Sejumlah rumah pensiunan pegawai KAI yang menempati lahan bekas Stasiun Pendrikan Lor Semarang. (IDN Times/Fariz Fardianto)
Untuk menjalani kehidupan, suaminya rutin membayar uang sewa rumah kepada PT KAI. Gajinya dipotong saban tahun untuk membayar sewa rumah. Ketika beranak pinak, Rusmini mengaku biaya sewa rumahnya terus bergerak naik. Terakhir biaya sewanya ditetapkan menjadi Rp1.750.000 per tahun.
"Suami bayar Rp1.750.000 per tahun. Bayarnya lewat kantor cabang KAI di Jalan MH Thamrin Semarang.

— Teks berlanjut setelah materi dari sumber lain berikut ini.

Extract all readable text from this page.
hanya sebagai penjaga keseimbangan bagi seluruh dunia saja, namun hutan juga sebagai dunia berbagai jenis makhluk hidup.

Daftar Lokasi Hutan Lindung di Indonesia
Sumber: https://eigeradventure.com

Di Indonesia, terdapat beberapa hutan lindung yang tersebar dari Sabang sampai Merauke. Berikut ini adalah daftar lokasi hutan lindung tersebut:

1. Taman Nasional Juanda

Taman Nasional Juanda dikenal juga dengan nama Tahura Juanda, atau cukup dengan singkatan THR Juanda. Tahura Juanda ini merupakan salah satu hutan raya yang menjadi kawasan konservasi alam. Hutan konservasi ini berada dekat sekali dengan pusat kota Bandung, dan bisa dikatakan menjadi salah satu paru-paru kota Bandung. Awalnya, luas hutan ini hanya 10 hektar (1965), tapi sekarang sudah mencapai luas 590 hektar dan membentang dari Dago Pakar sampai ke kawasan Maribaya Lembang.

Itu tergolong murah ketimbang kita harus ngontrak ke mana-mana," bebernya.
Sementara sang suami bisa naik naik pangkat menjadi pegawai opersional di kantor KAI Daop 4 Semarang dan terakhir bertugas jadi petugas pengatur perjalanan kereta api di Stasiun Tawang sampai pensiun tahun 2007.
Rusmini berkata selain dirinya, masih ada puluhan pegawai KAI yang menempati lahan bekas Stasiun Pendrikan Lor. Seiring berjalannya waktu jumlah penghuninya berangsur surut. Kini menurut Rusmini hanya tersisa 10 penghuni asli dari pensiunan PT KAI.
"Selain suami saya, dulunya ada banyak pegawai PJKA yang dinasnya tinggal di sini. Cuma lama-lama pada pensiun dan pindah ke daerah lain. Sekarang tinggal 10 orang yang asli yang masih asli dari PJKA. Yang lainnya hanya sebatas cucunya dan status rumahnya banyak yang bersengketa karena mereka kan nekat pada mengambilalih hak miliknya," akunya.